Heimatfreund: Der Münzschatz von Steuden
Als Archäologe wird man oft mit der Frage konfrontiert, ob man bei Ausgrabungen schon einmal auf einen Schatz gestoßen sei. Sicherlich haben viele dabei die Abenteuer von Indianer Jones und Co. im Sinn. Doch zu deren Enttäuschung muss diese Frage fast immer verneint werden.
Auch wenn sich diese Wissenschaft in ihren Anfangstagen kaum von einer Schatzsuche unterschied, geht es dem modernen Archäologen nicht um das Auffinden von materiell wertvollen Dingen. Vielmehr werden anhand von Hinterlassenschaften des alltäglichen Lebens, Bilder aus längst vergangenen Zeiten rekonstruiert, aus denen sonst keine, oder nur sehr spärliche schriftliche Quellen überliefert sind. Eine schlichte Keramikscherbe kann dabei oft mehr Einblick gewähren als ein „Schatz“ aus Silber und Gold.
Dennoch treten manchmal auch in der Archäologie Entdeckungen zu Tage, die den Vorstellungen alla Hollywood sehr nahekommen: Um das Jahr 1910 wurde auf einem Acker, südlich von Steuden, ein ca. 9 Zentimeter hoher Henkeltopf aus sogenannter Irdenware entdeckt. Das mittelalterliche Keramikgefäß beinhaltete etwa 100 in Hälften geschnittene Silbermünzen (Abb. 1). Genauer handelte es sich dabei um Ellricher Hohlpfennige aus dem 14. Jahrhundert. Die Münzen zeigen ein Hirschgeweih mit drei Enden je Stange (Abb. 2). Wahrscheinlich entstammen sie der Prägeanstalt der Grafschaft Klettenberg. Ältere Quellen rechnen die Münzen den Grafschaften Stolberg oder Hohenstein zu.
Alle Münzen sind an der gleichen Stelle zwischen den beiden Hirschstangen zerschnitten. Solche als “Hälblinge” (auch: Schärf, Skaerf, Scherf, Helling) oder auch „Hacksilber“ bezeichneten Münzen, waren im Mittelalter ein probates Mittel um Kleingeld zu erhalten.

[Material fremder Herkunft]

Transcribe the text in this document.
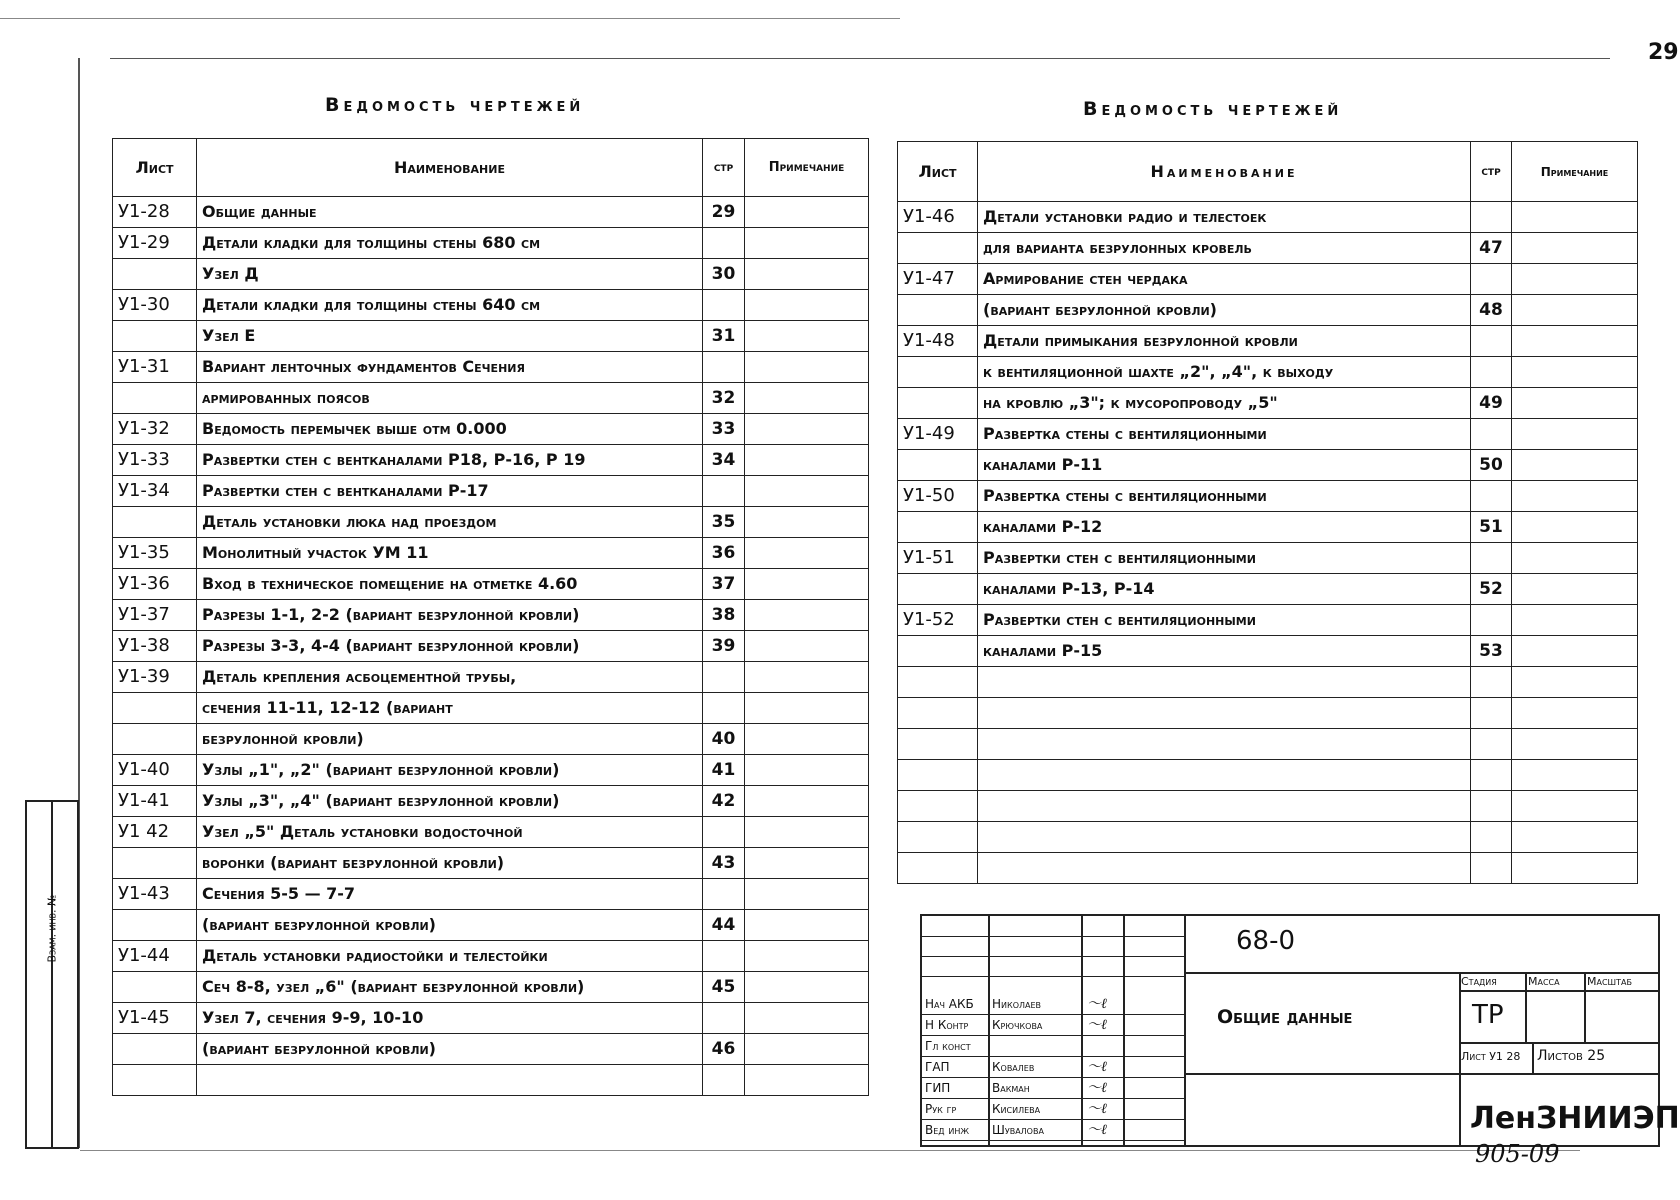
29
Взам. инв. №
Ведомость чертежей
Лист	Наименование	стр	Примечание
У1-28	Общие данные	29	
У1-29	Детали кладки для толщины стены 680 см		
	Узел Д	30	
У1-30	Детали кладки для толщины стены 640 см		
	Узел Е	31	
У1-31	Вариант ленточных фундаментов Сечения		
	армированных поясов	32	
У1-32	Ведомость перемычек выше отм 0.000	33	
У1-33	Развертки стен с вентканалами Р18, Р-16, Р 19	34	
У1-34	Развертки стен с вентканалами Р-17		
	Деталь установки люка над проездом	35	
У1-35	Монолитный участок УМ 11	36	
У1-36	Вход в техническое помещение на отметке 4.60	37	
У1-37	Разрезы 1-1, 2-2 (вариант безрулонной кровли)	38	
У1-38	Разрезы 3-3, 4-4 (вариант безрулонной кровли)	39	
У1-39	Деталь крепления асбоцементной трубы,		
	сечения 11-11, 12-12 (вариант		
	безрулонной кровли)	40	
У1-40	Узлы „1", „2" (вариант безрулонной кровли)	41	
У1-41	Узлы „3", „4" (вариант безрулонной кровли)	42	
У1 42	Узел „5" Деталь установки водосточной		
	воронки (вариант безрулонной кровли)	43	
У1-43	Сечения 5-5 — 7-7		
	(вариант безрулонной кровли)	44	
У1-44	Деталь установки радиостойки и телестойки		
	Сеч 8-8, узел „6" (вариант безрулонной кровли)	45	
У1-45	Узел 7, сечения 9-9, 10-10		
	(вариант безрулонной кровли)	46	

Ведомость чертежей
Лист	Наименование	стр	Примечание
У1-46	Детали установки радио и телестоек		
	для варианта безрулонных кровель	47	
У1-47	Армирование стен чердака		
	(вариант безрулонной кровли)	48	
У1-48	Детали примыкания безрулонной кровли		
	к вентиляционной шахте „2", „4", к выходу		
	на кровлю „3"; к мусоропроводу „5"	49	
У1-49	Развертка стены с вентиляционными		
	каналами Р-11	50	
У1-50	Развертка стены с вентиляционными		
	каналами Р-12	51	
У1-51	Развертки стен с вентиляционными		
	каналами Р-13, Р-14	52	
У1-52	Развертки стен с вентиляционными		
	каналами Р-15	53	

68-0
Общие данные
Стадия	Масса Масштаб
ТР
Лист У1 28 Листов 25
ЛенЗНИИЭП
Нач АКБ Николаев	〜ℓ
Н Контр Крючкова	〜ℓ
Гл конст
ГАП	Ковалев	〜ℓ
ГИП	Вакман	〜ℓ
Рук гр	Кисилева	〜ℓ
Вед инж Шувалова	〜ℓ
905-09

Münzschätze – wie im Steudener Fall – sind als Bargeldhorte, Sparstrümpfe oder zurückgelegte Notgroschen ihrer Zeit zu verstehen. Meist in Kriegs- oder Notzeiten wurden diese aus Angst vor Raub und Plünderungen in der Erde verborgen. Solche Münzhorte stellen damit auch einen authentischen Ausschnitt aus dem Geldumlauf dar. Gleichzeitig zeugen sie aber auch von Tragödien, denn ihre Besitzer waren in der Regel den Gewalthandlungen zum Opfer gefallen und konnten den bescheidenen Reichtum nicht mehr nutzen oder vererben. Eine Verpackung der Münzen in Keramikgefäßen war bis in die Neuzeit hinein üblich.
Mike Leske
(Stand: 13. August 2017)
Quellen:
- Monatsblatt des Vereins für Heimatkunde 1919. In: Ortsakte Steuden (OA-ID 2181), Landesamt für Archäologische Denkmalpflege Sachsen-Anhalt, Halle.
- Kulturhistorisches Museum Merseburg, Sonderschau „Geformt-Gebrannt-Gebraucht. Keramik des Mittelalters und der Reformationszeit vom 16. 11. 2013 bis 16.02.2014.